Zugleich werden Themen eine Rolle spielen, die für die Zukunft Europas von großer Bedeutung sind: etwa der nächste Mehrjährige Finanzrahmen, Klimaschutz, Digitalisierung, Rechtstaatlichkeit oder Europas Rolle in der Welt. Gerade bei der Bewältigung der aktuellen Krise werden diese Themen wichtig sein. Auch die Verhandlungen zur Ausgestaltung des künftigen Verhältnisses der EU zum Vereinigten Königreich fallen in diese Zeit.

Was sind informelle Ministertagungen?

Der deutsche Vorsitz leitet nicht nur die Sitzungen des Rates in Brüssel und Luxemburg. Er ist auch Gastgeber informeller Ministertreffen. Sie geben den Ministern Gelegenheit, über aktuelle EU-Angelegenheiten zu beraten.

Ursprünglich war geplant, dass die Ministertagungen während der gesamten Dauer der Ratspräsidentschaft in verschiedenen Städten in Deutschland stattfinden. Aufgrund der Covid-19-Pandemie werden die Treffen mindestens im Juli nun aber verschoben oder in Form von Videokonferenzen durchgeführt.

Wie werden die Sitzungen aufgrund der Corona-Pandemie ablaufen?

Die Covid-19-Pandemie stellt die EU vor große Herausforderungen. Es ist wichtig, dass sich die Mitgliedstaaten auch in dieser Situation in den jeweiligen Ratsgremien weiterhin austauschen und Entscheidungen treffen können. Derzeit machen sie das momentan in Form von Videokonferenzen. Natürlich ist es besser, sich für die Beratung zentraler politischer Fragen persönlich zu begegnen. Trotzdem ist die Entscheidungsfindung in den Gremien sichergestellt.
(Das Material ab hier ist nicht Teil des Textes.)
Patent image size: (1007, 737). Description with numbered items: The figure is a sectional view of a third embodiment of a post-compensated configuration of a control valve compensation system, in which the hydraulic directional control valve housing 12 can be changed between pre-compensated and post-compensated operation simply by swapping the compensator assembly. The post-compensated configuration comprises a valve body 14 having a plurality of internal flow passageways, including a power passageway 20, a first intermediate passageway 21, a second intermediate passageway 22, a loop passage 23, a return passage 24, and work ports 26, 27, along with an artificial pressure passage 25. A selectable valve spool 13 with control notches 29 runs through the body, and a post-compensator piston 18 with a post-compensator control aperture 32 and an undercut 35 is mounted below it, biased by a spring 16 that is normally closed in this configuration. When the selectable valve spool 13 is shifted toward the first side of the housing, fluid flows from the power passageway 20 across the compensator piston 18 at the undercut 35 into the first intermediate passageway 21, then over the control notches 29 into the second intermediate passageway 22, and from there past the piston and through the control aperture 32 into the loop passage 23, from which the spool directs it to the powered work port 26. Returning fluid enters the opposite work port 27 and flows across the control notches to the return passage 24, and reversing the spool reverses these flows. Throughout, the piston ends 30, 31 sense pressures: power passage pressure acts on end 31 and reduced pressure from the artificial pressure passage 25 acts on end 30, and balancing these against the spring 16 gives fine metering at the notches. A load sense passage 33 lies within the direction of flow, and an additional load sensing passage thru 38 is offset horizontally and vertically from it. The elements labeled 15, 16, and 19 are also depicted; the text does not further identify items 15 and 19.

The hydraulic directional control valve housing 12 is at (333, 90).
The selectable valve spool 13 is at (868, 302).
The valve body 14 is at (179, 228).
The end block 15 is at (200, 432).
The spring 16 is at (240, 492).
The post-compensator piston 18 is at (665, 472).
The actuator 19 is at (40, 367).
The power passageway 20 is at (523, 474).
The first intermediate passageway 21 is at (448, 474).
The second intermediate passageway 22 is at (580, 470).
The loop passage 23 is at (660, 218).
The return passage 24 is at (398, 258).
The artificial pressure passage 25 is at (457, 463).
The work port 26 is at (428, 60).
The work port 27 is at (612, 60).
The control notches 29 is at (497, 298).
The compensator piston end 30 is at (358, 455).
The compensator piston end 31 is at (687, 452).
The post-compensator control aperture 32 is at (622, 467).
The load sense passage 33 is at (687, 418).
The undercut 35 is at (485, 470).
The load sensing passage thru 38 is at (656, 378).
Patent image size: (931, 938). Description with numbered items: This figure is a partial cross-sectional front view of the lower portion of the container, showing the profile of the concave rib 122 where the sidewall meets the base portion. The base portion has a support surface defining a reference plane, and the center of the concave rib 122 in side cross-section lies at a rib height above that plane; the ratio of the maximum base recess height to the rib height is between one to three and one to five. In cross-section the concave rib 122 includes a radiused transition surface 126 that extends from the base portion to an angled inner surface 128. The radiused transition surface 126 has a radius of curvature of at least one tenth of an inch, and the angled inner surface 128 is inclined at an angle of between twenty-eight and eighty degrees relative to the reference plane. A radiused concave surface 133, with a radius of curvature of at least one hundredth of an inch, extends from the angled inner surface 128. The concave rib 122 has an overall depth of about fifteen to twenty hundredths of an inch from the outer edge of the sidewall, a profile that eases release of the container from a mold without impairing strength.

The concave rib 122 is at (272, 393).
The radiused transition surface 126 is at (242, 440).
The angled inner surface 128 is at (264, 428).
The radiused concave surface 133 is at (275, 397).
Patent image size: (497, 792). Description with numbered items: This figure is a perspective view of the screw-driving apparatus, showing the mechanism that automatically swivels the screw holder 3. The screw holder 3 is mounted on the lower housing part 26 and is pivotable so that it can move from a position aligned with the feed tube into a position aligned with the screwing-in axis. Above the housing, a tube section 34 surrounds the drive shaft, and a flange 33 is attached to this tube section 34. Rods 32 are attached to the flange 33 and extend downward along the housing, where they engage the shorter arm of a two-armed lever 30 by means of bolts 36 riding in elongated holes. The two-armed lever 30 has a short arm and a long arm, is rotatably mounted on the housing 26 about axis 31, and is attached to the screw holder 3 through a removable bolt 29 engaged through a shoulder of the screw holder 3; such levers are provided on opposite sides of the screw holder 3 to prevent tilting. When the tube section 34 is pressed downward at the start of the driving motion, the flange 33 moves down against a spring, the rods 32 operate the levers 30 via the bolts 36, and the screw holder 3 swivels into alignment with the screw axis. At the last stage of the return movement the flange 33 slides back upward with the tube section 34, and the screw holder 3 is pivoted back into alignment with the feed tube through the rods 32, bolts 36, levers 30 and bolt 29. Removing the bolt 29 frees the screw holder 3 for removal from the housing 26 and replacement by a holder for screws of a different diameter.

Wichtige Maßnahmen zur Lösung der Krise wurden zuletzt innerhalb kürzester Zeit beraten und beschlossen.

Was ist eine Triopräsidentschaft?

Jeweils drei aufeinander folgende Ratspräsidentschaften bilden eine sogenannte Triopräsidentschaft. Deutschland bildet ein Trio mit Portugal und Slowenien, das den Zeitraum vom 1. Juli 2020 bis 31. Dezember 2021 umfasst. Das heißt: Portugal übernimmt den Vorsitz im Januar 2021 von Deutschland. Sechs Monate später, im Juli, wird es wiederum von Slowenien abgelöst. Die drei Staaten haben im Vorfeld Schwerpunkte erarbeitet, die sie den anderen Mitgliedstaaten als Programm für die Beratungen im Rat in den insgesamt 18 Monaten vorschlagen.
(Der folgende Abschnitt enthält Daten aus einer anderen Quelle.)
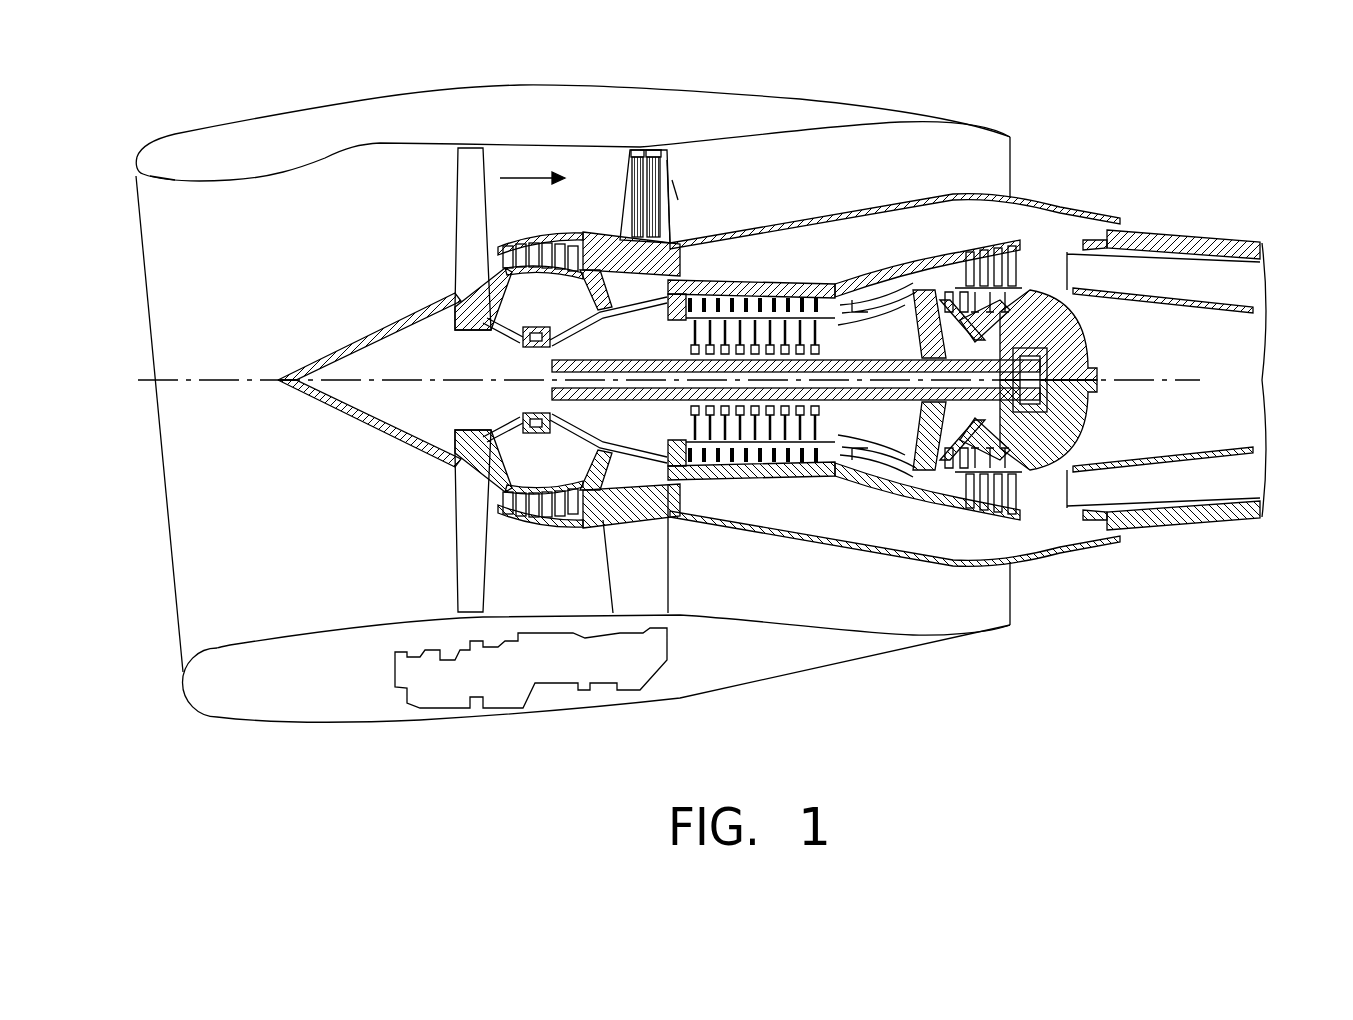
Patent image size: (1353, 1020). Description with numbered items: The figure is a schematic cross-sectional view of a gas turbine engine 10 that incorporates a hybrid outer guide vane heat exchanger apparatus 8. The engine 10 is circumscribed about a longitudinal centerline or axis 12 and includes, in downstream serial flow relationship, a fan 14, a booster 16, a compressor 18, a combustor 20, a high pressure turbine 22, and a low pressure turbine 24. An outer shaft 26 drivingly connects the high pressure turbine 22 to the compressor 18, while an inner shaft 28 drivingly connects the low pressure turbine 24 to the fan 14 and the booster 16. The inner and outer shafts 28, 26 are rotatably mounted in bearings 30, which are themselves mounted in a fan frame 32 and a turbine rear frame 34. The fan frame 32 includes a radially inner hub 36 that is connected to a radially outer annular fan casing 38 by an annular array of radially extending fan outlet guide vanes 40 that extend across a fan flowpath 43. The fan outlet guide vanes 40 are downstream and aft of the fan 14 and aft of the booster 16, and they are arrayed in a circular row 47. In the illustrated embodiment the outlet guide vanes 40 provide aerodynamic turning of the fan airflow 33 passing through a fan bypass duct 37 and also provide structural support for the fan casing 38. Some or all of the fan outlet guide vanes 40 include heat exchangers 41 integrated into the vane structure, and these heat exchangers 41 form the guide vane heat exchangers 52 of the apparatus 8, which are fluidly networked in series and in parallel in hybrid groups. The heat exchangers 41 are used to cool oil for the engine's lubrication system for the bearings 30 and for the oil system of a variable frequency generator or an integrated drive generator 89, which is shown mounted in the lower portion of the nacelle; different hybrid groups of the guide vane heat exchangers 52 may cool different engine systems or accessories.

Was hat sich seit dem letzten deutschen Vorsitz 2007 verändert?

2020 hat Deutschland den Vorsitz zum 13. Mal seit Unterzeichnung der Römischen Verträge 1957 inne. Zuletzt war das im ersten Halbjahr 2007 der Fall.
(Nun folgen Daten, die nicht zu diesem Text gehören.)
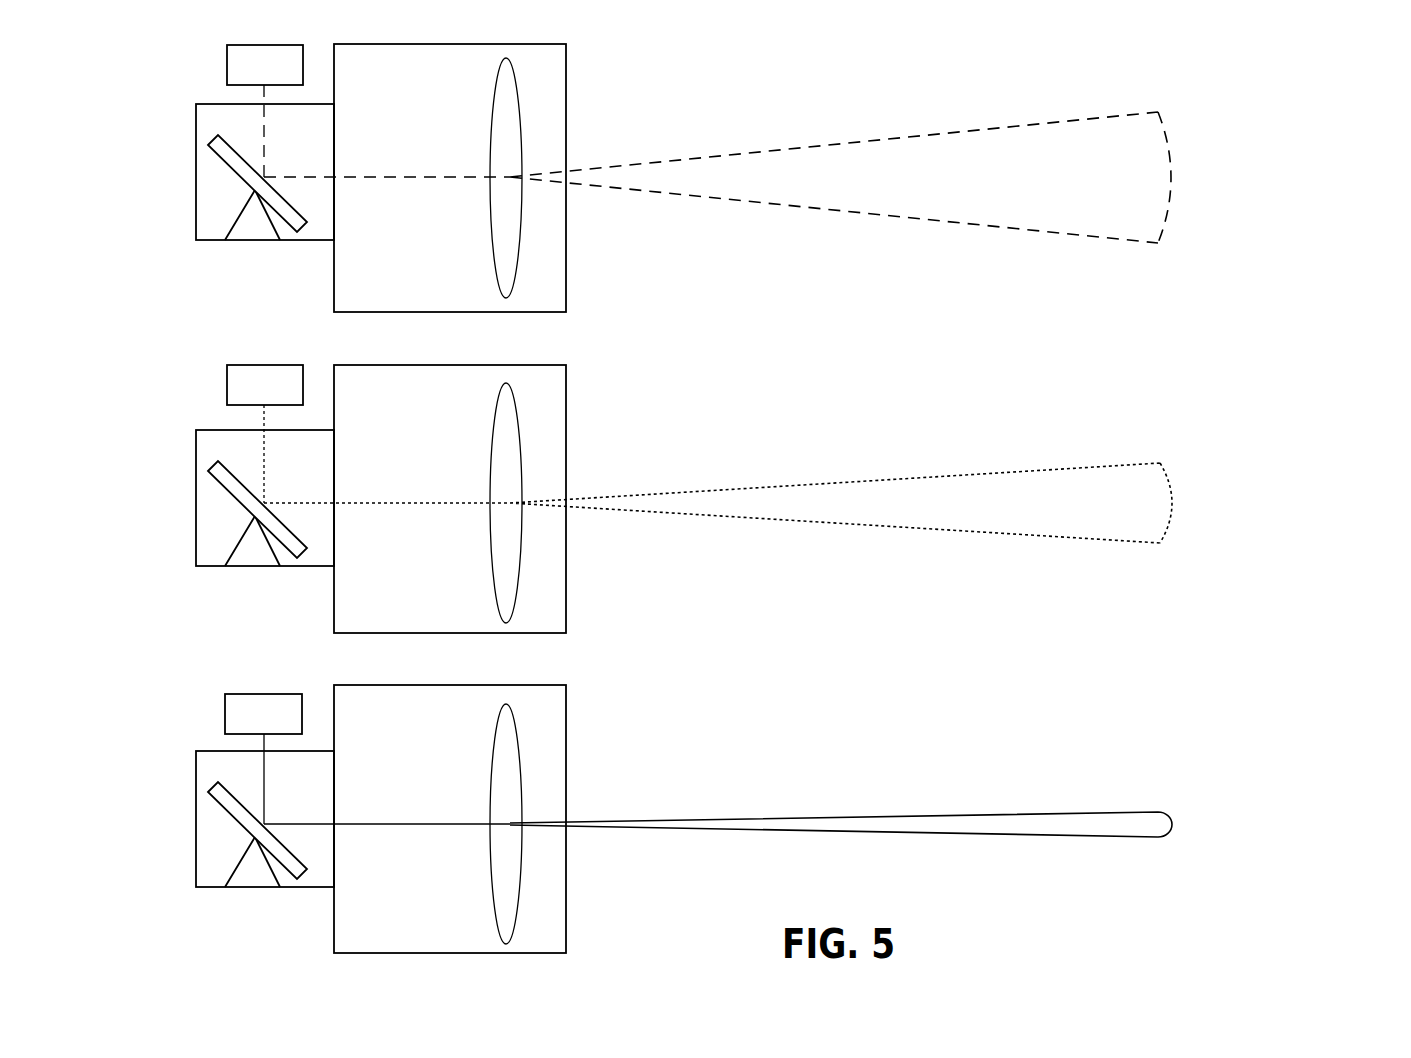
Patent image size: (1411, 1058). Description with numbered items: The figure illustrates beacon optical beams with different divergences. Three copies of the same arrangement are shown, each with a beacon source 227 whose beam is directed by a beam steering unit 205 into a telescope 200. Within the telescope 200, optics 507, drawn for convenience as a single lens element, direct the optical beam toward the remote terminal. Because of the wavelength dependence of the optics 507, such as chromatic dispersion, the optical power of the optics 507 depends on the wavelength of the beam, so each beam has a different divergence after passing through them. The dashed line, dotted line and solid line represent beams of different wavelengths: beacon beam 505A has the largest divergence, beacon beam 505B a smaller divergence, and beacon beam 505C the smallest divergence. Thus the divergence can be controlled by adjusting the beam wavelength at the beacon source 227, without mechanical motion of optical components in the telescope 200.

The telescope 200 is at (423, 105).
The beam steering unit 205 is at (248, 240).
The beacon source 227 is at (285, 76).
The optics 507 is at (517, 738).
The beacon beam 505A is at (1172, 167).
The beacon beam 505B is at (1172, 488).
The beacon beam 505C is at (1172, 818).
Die Ratspräsidentschaft hat sich seitdem sehr verändert. Seit dem Vertrag von Lissabon, der 2009 in Kraft trat, wurde das „ordentliche Gesetzgebungsverfahren“ noch einmal stark ausgeweitet. Das heißt: Rat und Europäisches Parlament sind gleichberechtigte Gesetzgeber in der Europäischen Union. Die Vertretung des Rates gegenüber dem Europäischen Parlament ist zu einer der wichtigsten Aufgaben des Ratsvorsitzes geworden. Deshalb ist es für den Vorsitz wichtig, auf allen Ebenen den Kontakt zum Europäischen Parlament zu pflegen. Außerdem gibt es seit Inkrafttreten des Vertrags von Lissabon im Europäischen Rat und im Außenministerrat je eigene Vorsitze (s. auch oben: Rat der EU und Europäischer Rat).